Almost a year after chemical spill, WVAWC still defending water quality

CHARLESTON, W.Va. — Nearly a year after the Freedom Industries chemical spill on the Elk River contaminated tap water for an estimated 300,000 West Virginians, officials with West Virginia American Water Company are still trying to reassure customers the water is safe.

Jeff McIntyre, president of WVAWC, said the Jan. 9, 2014 spill of crude MCHM upriver from the Kanawha Valley Water Treatment facility that provides water to parts of nine counties and the subsequent water emergency “shook the community.”

The aftershocks, he said, are still being felt as the one-year anniversary of the spill approaches.

“We’re just trying to rebuild that confidence in the community by the things that we’re doing and having people understand that, yes, they have a choice to make, but it is a good choice to go back to drinking the tap water,” McIntyre said on Wednesday’s MetroNews “Talkline.”

So far, he said, West Virginia American Water has spent $12 million in direct response to the Freedom Industries chemical spill and its aftermath. In mailings sent to WVAWC customers recently, the company detailed the steps taken in the past 12 months.

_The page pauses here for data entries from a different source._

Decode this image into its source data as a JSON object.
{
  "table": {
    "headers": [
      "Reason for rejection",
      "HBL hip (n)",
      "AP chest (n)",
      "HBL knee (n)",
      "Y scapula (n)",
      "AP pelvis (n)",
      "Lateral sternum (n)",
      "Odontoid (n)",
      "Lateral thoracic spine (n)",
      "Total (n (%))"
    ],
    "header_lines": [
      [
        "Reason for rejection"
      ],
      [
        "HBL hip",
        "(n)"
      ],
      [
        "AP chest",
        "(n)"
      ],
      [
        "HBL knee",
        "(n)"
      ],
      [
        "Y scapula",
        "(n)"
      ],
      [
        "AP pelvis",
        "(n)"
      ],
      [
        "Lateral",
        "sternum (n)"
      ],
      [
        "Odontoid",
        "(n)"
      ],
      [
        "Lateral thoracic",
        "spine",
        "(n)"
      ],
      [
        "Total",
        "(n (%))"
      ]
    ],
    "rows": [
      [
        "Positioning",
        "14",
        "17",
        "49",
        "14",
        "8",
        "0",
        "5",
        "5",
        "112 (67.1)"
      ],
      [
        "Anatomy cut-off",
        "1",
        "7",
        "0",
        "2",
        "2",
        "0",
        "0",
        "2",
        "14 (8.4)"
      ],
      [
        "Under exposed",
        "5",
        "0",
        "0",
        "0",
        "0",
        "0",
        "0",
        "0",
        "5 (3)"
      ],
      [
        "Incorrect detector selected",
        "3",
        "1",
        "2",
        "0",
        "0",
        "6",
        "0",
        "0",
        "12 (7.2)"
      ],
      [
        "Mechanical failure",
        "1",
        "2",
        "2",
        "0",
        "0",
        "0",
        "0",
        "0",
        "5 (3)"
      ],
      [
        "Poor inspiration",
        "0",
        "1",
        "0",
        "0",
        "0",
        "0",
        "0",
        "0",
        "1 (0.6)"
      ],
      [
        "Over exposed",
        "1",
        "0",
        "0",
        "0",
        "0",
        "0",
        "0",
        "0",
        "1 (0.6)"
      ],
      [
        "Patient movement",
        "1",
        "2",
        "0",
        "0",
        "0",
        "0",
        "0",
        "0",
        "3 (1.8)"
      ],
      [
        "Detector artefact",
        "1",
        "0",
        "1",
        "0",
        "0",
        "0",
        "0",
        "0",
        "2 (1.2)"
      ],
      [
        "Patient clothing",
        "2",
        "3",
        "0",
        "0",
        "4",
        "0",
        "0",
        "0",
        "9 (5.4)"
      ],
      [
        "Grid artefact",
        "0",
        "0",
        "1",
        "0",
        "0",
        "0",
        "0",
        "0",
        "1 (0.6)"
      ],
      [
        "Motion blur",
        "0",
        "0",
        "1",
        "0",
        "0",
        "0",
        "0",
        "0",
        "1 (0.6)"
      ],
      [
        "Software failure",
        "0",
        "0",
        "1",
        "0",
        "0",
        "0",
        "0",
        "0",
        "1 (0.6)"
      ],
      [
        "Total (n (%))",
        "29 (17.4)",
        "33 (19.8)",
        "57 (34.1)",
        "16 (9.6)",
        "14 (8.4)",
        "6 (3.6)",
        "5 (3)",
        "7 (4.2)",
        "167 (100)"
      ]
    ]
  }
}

“This letter that went out was, in large part, in (response to) hearing people saying that nothing was being done,” McIntyre said. The WVAWC response, he argued, has been extensive thus far and will continue into the New Year.

Those steps have included source water protection planning, investments in new lab equipment for water testing and early detection systems, methods of addressing water loss, improvements to the emergency customer notification system plus emergency planning along with evaluations of possible alternate water sources.

WVAWC’s Kanawha Valley Water Treatment facility has one water intake on the Elk River. According to McIntyre’s estimates, building a second water intake, possibly on the Kanawha River, could cost between $70 million and $150 million.

Jan. 1 is the deadline for tank inspections mandated in the Aboveground Storage Tank Act, the legislation written in response to the Freedom Industries chemical spill.

It required storage tanks, like the Freedom tank that leaked MCHM, to be registered with the state Department of Environmental Protection along with tank-specific emergency response plans and, in some cases, subjected to inspections. Additionally, water utilities must develop emergency plans.

McIntyre said he believes the law will make a difference.

“We’re looking at added protection to an already world-class water treatment facility and some of the things that we’re looking at go beyond the legislation,” he said. “We’ve all been impacted by this. We’re learning from this event.”

Several former Freedom Industries executives, including Gary Southern, Freedom’s former president, are facing federal charges for alleged violations of the federal Clean Water Act tied to, what federal officials called, “unsound” operations at the Elk River tank farm in Charleston.

“They put an entire population needlessly at risk,” U.S. Attorney General Eric Holder said in December.